Dice desconocer por qué no se detuvo a funcionarios de alto nivel, como su antecesor Monte Alejandro Rubido, por ejemplo, que tuvieron acceso a informes de lo que sucedía en el penal.

Otro pendiente es el lavado de dinero. Los abogados de los narcos logran que se les regrese a sus clientes todo lo incautado:

“En México se necesita la existencia de un delito predicado; es decir, el Ministerio Público tiene que demostrar al juez que el dinero que lleva el detenido en su maleta al momento de su captura está vinculado con una organización delictiva. 

“En 48 horas tiene que ponerlo a disposición del juez y el juez tiene que dictar la vinculación a proceso. No hay Ministerio Público en el mundo que pueda demostrar vinculación, porque los narcos no piden recibo ni dan factura”, explica el entrevistado.

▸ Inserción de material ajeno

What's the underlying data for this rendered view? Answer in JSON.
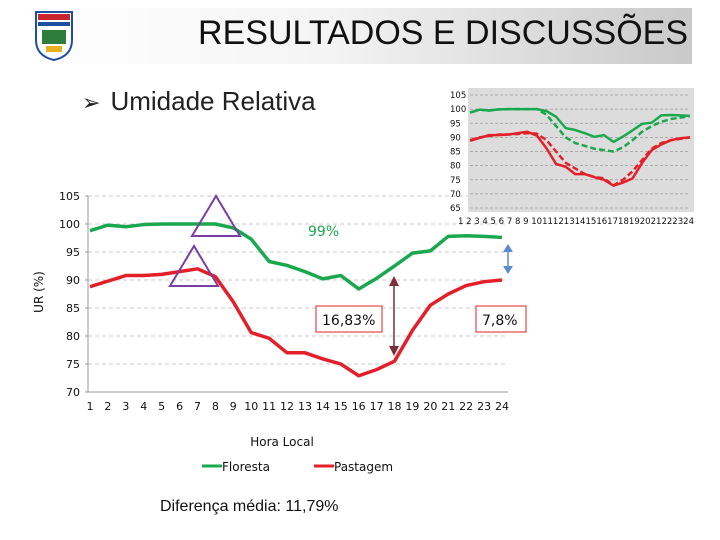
{
  "title": "RESULTADOS E DISCUSSÕES",
  "bullet": "Umidade Relativa",
  "footer": "Diferença média: 11,79%",
  "colors": {
    "floresta": "#1aa84f",
    "pastagem": "#e3202a",
    "triangle": "#7a3fa0",
    "arrow": "#5b8ccf"
  },
  "chart_data": [
    {
      "type": "line",
      "ylabel": "UR (%)",
      "xlabel": "Hora Local",
      "x": [
        1,
        2,
        3,
        4,
        5,
        6,
        7,
        8,
        9,
        10,
        11,
        12,
        13,
        14,
        15,
        16,
        17,
        18,
        19,
        20,
        21,
        22,
        23,
        24
      ],
      "ylim": [
        70,
        105
      ],
      "yticks": [
        70,
        75,
        80,
        85,
        90,
        95,
        100,
        105
      ],
      "grid": true,
      "legend": "bottom",
      "series": [
        {
          "name": "Floresta",
          "color": "#1aa84f",
          "values": [
            98.8,
            99.8,
            99.5,
            99.9,
            100,
            100,
            100,
            100,
            99.3,
            97.3,
            93.3,
            92.6,
            91.5,
            90.2,
            90.8,
            88.4,
            90.3,
            92.5,
            94.8,
            95.2,
            97.8,
            97.9,
            97.8,
            97.6
          ]
        },
        {
          "name": "Pastagem",
          "color": "#e3202a",
          "values": [
            88.8,
            89.8,
            90.8,
            90.8,
            91,
            91.5,
            92,
            90.6,
            86.1,
            80.6,
            79.6,
            77,
            77,
            75.9,
            75,
            72.9,
            74,
            75.5,
            81,
            85.5,
            87.5,
            89,
            89.7,
            90
          ]
        }
      ],
      "annotations": [
        "99%",
        "16,83%",
        "7,8%"
      ]
    },
    {
      "type": "line",
      "x": [
        1,
        2,
        3,
        4,
        5,
        6,
        7,
        8,
        9,
        10,
        11,
        12,
        13,
        14,
        15,
        16,
        17,
        18,
        19,
        20,
        21,
        22,
        23,
        24
      ],
      "xtick_text": "1 2 3 4 5 6 7 8 9 101112131415161718192021222324",
      "ylim": [
        65,
        105
      ],
      "yticks": [
        65,
        70,
        75,
        80,
        85,
        90,
        95,
        100,
        105
      ],
      "grid": true,
      "series": [
        {
          "color": "#1aa84f",
          "values": [
            98.8,
            99.8,
            99.5,
            99.9,
            100,
            100,
            100,
            100,
            99.3,
            97.3,
            93.3,
            92.6,
            91.5,
            90.2,
            90.8,
            88.4,
            90.3,
            92.5,
            94.8,
            95.2,
            97.8,
            97.9,
            97.8,
            97.6
          ]
        },
        {
          "color": "#1aa84f",
          "values": [
            98.8,
            99.8,
            99.5,
            99.9,
            100,
            100,
            100,
            100,
            98,
            94,
            90,
            88,
            87,
            86,
            85.5,
            85,
            86.5,
            89,
            92,
            94,
            95.5,
            96.5,
            97,
            97.5
          ]
        },
        {
          "color": "#e3202a",
          "values": [
            88.8,
            89.8,
            90.8,
            90.8,
            91,
            91.5,
            92,
            90.6,
            86.1,
            80.6,
            79.6,
            77,
            77,
            75.9,
            75,
            72.9,
            74,
            75.5,
            81,
            85.5,
            87.5,
            89,
            89.7,
            90
          ]
        },
        {
          "color": "#e3202a",
          "values": [
            89,
            90,
            90.5,
            91,
            91,
            91.2,
            91.5,
            91.3,
            89,
            85,
            81,
            79,
            77,
            76,
            75.5,
            73,
            75,
            78,
            82,
            86,
            88,
            89,
            89.5,
            90
          ]
        }
      ]
    }
  ]
}
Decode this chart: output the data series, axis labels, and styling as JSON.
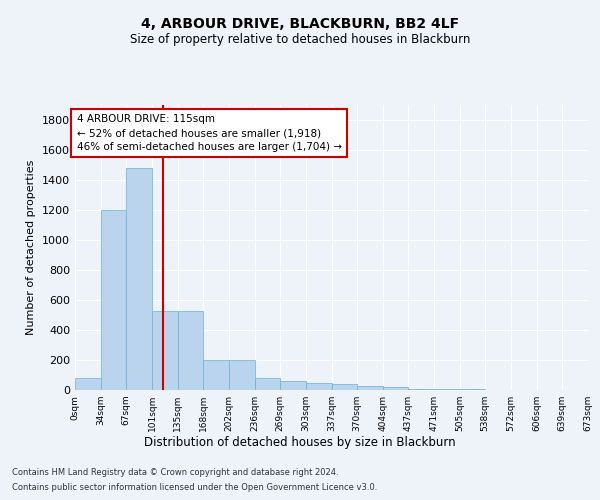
{
  "title": "4, ARBOUR DRIVE, BLACKBURN, BB2 4LF",
  "subtitle": "Size of property relative to detached houses in Blackburn",
  "xlabel": "Distribution of detached houses by size in Blackburn",
  "ylabel": "Number of detached properties",
  "bin_edges": [
    0,
    34,
    67,
    101,
    135,
    168,
    202,
    236,
    269,
    303,
    337,
    370,
    404,
    437,
    471,
    505,
    538,
    572,
    606,
    639,
    673
  ],
  "bin_labels": [
    "0sqm",
    "34sqm",
    "67sqm",
    "101sqm",
    "135sqm",
    "168sqm",
    "202sqm",
    "236sqm",
    "269sqm",
    "303sqm",
    "337sqm",
    "370sqm",
    "404sqm",
    "437sqm",
    "471sqm",
    "505sqm",
    "538sqm",
    "572sqm",
    "606sqm",
    "639sqm",
    "673sqm"
  ],
  "counts": [
    80,
    1200,
    1480,
    530,
    530,
    200,
    200,
    80,
    60,
    45,
    40,
    30,
    20,
    10,
    8,
    5,
    3,
    3,
    2,
    2
  ],
  "bar_color": "#bad4ee",
  "bar_edge_color": "#6baed6",
  "property_sqm": 115,
  "annotation_text": "4 ARBOUR DRIVE: 115sqm\n← 52% of detached houses are smaller (1,918)\n46% of semi-detached houses are larger (1,704) →",
  "annotation_box_color": "#ffffff",
  "annotation_box_edge_color": "#cc0000",
  "vline_color": "#cc0000",
  "ylim": [
    0,
    1900
  ],
  "yticks": [
    0,
    200,
    400,
    600,
    800,
    1000,
    1200,
    1400,
    1600,
    1800
  ],
  "footer_line1": "Contains HM Land Registry data © Crown copyright and database right 2024.",
  "footer_line2": "Contains public sector information licensed under the Open Government Licence v3.0.",
  "bg_color": "#eef2f9",
  "plot_bg_color": "#eef2f9"
}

En otros países, insiste, quien tiene que demostrar que obtuvo sus recursos de manera lícita es el detenido. “En mi opinión, hay que invertir la carga de la prueba. Por eso planteamos las reformas al artículo 400 bis del Código Penal”.

–Así como lo plantea, es un escenario catastrófico, como dijo Durazo Montaño.

–No, no es un escenario catastrófico. Creo que hay muchos retos, muchos problemas. Podemos estar mal, pero no estamos en ruinas. 

–¿Habrá justicia y paz?

–Es nuestro mejor deseo. Hay condiciones. México tiene muchos problemas, muchos retos, muchos desafíos, pero no está en ruinas.

A contrapelo de las declaraciones del encargado de la seguridad nacional, el 29 de agosto –cuatro días después de la entrevista–, el presidente Enrique Peña Nieto expuso en un video de dos minutos que no logró atender “suficientemente” el ámbito de la seguridad: “No hemos alcanzado el objetivo de darle a los mexicanos paz y tranquilidad en cualquier parte de la geografía nacional”. 

Esta entrevista se publicó el 2 de septiembre de 2018 en la edición 2183 de la revista Proceso.